Центром той панорамы, которая развертывалась с нашей призаборной вышки, служил Смольный монастырь, стоявший на берегу Невы насупротив нас. Это одно из самых прекрасных и поэтичных сооружений на всем пространстве государства Российского! Гордо и благолепно подымается над всем прочим колоссальная масса главного пятиглавого собора, и, точно дьяконы, совершающие торжественную литургию, обступают в значительном от собора расстоянии четыре совершенно одинаковые церкви; вокруг же всего этого божьего селения тянется высокая стена, прерывающаяся в известном ритме разнородными затейливыми башенками. Все вместе производит во всякое время и в любую погоду сказочное впечатление, но сказочность эта приобретает особенно волнующий характер, когда в ясные летние вечера все эти здания начинают таять в алых лучах заходящего солнца, а многочисленные их купола и шпили загораются золотом крестов и теми лепными гирляндами, коими убрала голубые луковицы церквей роскошная фантазия Растрелли! Мне кажется, именно на Смольном я понял прелесть архитектуры в пейзаже и, еще не осознав своей какой‑то связи с прошлым Петербурга, уже напитывался, глядя на эту единственную картину, ее дивной красотой.

Если перевести взор от Смольного влево, то открывался вид на Большую Охту с ее церковью, вокруг которой толпились деревянные домишки с их зелеными и красными крышами; дальше зияли чернотой отверстия старинных верфей для постройки судов, а из‑за загиба Невы мерещились в затуманенной дали башни Александро‑Невской лавры и очень оригинальная церковь, построенная в русском стиле приятелем отца – архитектором Щуруповым. Если же обратить взор вправо, то на противоположном берегу вслед за заборами и амбарами дровяных складов (Громовской биржи) виднелся Таврический дворец с его плоским куполом, а рядом темно‑красным силуэтом возвышалась недавно построенная водонапорная башня; совсем вдали сиял золотом сферический купол Исаакия и высилась масса разных колоколен. Папа любил мне все эти здания называть, и, штудируя Петербург с кушелевского бельведера, я выучился названиям многих его достопримечательностей и запомнил их типичные очертания.
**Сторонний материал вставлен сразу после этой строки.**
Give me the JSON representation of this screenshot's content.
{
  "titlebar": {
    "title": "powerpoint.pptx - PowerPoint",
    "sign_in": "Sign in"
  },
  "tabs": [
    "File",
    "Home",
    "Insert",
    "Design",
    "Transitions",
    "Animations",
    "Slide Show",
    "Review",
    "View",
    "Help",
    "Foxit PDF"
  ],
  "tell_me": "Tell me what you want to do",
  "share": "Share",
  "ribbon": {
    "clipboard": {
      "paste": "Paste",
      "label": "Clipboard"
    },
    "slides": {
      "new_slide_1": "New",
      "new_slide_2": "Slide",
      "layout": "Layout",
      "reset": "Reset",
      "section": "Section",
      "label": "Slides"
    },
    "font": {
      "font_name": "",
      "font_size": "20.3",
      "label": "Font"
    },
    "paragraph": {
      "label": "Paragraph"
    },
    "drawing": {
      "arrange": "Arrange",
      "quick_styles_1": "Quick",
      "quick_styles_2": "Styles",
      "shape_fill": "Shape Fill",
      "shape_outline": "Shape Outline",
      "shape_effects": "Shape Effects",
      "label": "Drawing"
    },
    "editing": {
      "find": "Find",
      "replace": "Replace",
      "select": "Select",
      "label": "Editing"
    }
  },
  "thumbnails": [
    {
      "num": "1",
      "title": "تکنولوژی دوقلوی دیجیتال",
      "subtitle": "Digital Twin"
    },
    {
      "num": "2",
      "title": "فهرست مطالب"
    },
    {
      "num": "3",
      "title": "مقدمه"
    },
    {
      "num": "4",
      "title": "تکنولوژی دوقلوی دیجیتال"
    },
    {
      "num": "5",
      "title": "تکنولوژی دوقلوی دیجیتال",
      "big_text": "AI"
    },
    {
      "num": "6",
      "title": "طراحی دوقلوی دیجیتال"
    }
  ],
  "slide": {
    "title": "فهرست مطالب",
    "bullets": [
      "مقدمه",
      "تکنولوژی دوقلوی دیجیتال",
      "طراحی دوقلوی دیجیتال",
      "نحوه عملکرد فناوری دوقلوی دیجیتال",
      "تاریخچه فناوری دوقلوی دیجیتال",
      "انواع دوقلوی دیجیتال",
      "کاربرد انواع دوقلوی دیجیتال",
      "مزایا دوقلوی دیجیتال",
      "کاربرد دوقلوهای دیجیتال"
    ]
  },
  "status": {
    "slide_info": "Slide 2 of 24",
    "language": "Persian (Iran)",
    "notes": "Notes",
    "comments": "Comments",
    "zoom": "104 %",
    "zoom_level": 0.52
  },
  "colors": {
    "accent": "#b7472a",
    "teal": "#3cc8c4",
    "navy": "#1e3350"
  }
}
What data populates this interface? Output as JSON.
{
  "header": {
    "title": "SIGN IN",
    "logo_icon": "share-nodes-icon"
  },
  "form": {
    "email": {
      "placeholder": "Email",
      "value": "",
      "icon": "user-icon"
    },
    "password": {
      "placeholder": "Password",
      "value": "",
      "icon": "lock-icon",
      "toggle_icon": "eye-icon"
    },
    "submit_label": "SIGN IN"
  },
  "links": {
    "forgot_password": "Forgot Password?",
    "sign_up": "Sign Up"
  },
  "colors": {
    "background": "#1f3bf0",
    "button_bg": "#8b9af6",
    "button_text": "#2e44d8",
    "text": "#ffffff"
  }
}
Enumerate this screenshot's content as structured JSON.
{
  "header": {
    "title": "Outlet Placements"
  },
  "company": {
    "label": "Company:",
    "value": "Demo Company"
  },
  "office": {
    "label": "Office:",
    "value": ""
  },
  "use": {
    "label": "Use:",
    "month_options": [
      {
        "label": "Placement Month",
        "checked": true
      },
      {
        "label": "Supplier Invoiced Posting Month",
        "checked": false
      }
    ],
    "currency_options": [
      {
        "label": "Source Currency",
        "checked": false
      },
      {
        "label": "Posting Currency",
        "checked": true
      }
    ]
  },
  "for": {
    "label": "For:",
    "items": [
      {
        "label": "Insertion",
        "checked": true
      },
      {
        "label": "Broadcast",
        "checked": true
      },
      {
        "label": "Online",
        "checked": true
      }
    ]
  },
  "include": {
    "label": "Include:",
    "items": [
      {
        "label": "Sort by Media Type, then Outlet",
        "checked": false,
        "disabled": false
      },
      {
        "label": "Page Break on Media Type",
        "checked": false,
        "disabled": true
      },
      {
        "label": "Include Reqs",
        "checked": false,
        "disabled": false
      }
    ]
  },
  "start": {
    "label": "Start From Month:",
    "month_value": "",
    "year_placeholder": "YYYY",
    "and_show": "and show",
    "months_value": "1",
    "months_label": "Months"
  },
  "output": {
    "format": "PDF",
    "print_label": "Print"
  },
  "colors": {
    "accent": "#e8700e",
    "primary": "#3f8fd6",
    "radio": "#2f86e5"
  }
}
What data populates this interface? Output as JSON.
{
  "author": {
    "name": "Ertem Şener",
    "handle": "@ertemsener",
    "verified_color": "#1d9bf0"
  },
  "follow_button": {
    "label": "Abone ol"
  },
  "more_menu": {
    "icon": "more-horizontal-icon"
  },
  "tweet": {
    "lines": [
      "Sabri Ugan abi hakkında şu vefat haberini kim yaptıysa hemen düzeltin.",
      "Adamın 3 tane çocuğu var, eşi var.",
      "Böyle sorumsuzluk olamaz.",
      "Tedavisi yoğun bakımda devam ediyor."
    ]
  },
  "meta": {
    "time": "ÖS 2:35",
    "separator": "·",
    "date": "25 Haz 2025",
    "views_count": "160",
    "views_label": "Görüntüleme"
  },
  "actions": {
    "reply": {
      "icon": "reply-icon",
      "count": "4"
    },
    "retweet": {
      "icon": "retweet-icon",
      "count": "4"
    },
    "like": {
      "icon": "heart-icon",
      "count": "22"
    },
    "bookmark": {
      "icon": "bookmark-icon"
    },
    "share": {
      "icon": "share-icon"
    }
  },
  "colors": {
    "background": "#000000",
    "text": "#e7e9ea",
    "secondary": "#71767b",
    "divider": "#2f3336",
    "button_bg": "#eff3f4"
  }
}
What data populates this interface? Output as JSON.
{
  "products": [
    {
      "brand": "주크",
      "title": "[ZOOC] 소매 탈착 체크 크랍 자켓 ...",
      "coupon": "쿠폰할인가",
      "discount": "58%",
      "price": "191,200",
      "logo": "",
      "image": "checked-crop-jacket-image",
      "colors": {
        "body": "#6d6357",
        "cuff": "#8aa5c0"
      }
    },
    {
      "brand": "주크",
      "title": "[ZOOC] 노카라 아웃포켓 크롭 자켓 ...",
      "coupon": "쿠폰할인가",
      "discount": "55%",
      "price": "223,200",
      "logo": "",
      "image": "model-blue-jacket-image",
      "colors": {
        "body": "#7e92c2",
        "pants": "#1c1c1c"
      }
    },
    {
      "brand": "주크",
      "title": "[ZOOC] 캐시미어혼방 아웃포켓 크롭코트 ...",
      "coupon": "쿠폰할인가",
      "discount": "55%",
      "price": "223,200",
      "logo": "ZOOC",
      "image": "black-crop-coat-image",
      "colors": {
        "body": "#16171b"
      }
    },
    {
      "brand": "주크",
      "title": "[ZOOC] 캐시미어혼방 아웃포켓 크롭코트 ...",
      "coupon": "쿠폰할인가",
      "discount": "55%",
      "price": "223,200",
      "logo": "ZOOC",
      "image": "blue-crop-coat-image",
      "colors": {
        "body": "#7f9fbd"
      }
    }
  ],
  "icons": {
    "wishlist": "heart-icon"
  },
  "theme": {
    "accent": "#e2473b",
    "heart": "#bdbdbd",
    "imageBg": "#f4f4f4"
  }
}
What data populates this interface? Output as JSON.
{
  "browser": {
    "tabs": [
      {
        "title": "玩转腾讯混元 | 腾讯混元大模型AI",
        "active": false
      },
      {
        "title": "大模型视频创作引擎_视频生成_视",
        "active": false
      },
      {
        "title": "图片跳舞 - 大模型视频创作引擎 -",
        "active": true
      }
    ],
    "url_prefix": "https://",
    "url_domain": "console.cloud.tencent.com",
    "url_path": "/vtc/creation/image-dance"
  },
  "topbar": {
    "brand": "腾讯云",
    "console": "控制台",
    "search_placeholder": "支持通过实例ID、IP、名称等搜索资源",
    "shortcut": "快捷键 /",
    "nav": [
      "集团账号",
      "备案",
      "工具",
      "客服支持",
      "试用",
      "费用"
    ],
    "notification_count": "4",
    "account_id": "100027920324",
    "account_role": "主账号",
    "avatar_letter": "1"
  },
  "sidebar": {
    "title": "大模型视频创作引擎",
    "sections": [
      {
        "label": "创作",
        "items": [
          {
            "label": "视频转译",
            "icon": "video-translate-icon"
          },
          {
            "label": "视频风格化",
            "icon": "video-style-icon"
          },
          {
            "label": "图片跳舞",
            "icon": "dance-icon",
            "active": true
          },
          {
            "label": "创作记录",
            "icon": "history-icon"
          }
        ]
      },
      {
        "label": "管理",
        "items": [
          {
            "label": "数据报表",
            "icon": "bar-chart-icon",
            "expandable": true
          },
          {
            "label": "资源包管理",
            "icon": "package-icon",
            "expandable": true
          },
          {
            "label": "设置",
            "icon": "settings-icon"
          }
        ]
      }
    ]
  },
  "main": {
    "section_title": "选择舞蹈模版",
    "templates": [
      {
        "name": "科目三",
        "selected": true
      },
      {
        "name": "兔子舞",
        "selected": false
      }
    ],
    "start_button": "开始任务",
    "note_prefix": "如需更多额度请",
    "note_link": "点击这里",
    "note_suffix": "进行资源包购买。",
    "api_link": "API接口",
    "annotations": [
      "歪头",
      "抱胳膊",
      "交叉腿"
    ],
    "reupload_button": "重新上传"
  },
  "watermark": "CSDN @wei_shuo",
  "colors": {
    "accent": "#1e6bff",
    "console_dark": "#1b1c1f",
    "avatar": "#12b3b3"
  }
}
Все это было неподвижное, далекое, каменное, ближе же к нам и во всю ширину панорамы лежала пребывавшая в непрестанном движении река. Лишь очень редко, в моменты полного безветрия, наступало затишье. И тогда в водах Невы отражались здания противоположного берега. Но даже в такие дни голубая гладь то и дело нарушалась кипевшей на ней жизнью. То, дымя трубой, плыл черный, переполненный до отказа шлиссельбургский пароход, то суетливо несся крошечный пароходик финляндского общества, то буксир тащил за собой вереницу барок. Кроме того, сотни цветисто раскрашенных яликов беспрерывно сновали во всех направлениях или же уплывали далеко вверх по реке большие рыбацкие лодки, закидывавшие невода.

 

Движение по Набережной улице вдоль забора Кушелевки было в обыкновенные дни не Бог весть каким интересным и уже, во всяком случае, не отличалось нарядностью – слишком сказывалась близость рабочего пригорода. Редко‑редко проедет какой‑либо собственный экипаж, принадлежащий иностранцу‑фабриканту или одному из помещиков‑дачников, имевших свои усадьбы дальше за Охтой. Обыкновенно же мимо нас тянулись бесконечные вереницы возов с разными товарами или просто крестьянские телеги, отправлявшиеся из деревень в Петербург и обратно. Пеший люд состоял из всякого рода мастеровых и рабочих, да еще из охтенских молочниц, которые шли по утрам целыми взводами с коромыслами, на концах которых побрякивали жестяные кружки с молоком, и с корзинами масла и творога за спиной.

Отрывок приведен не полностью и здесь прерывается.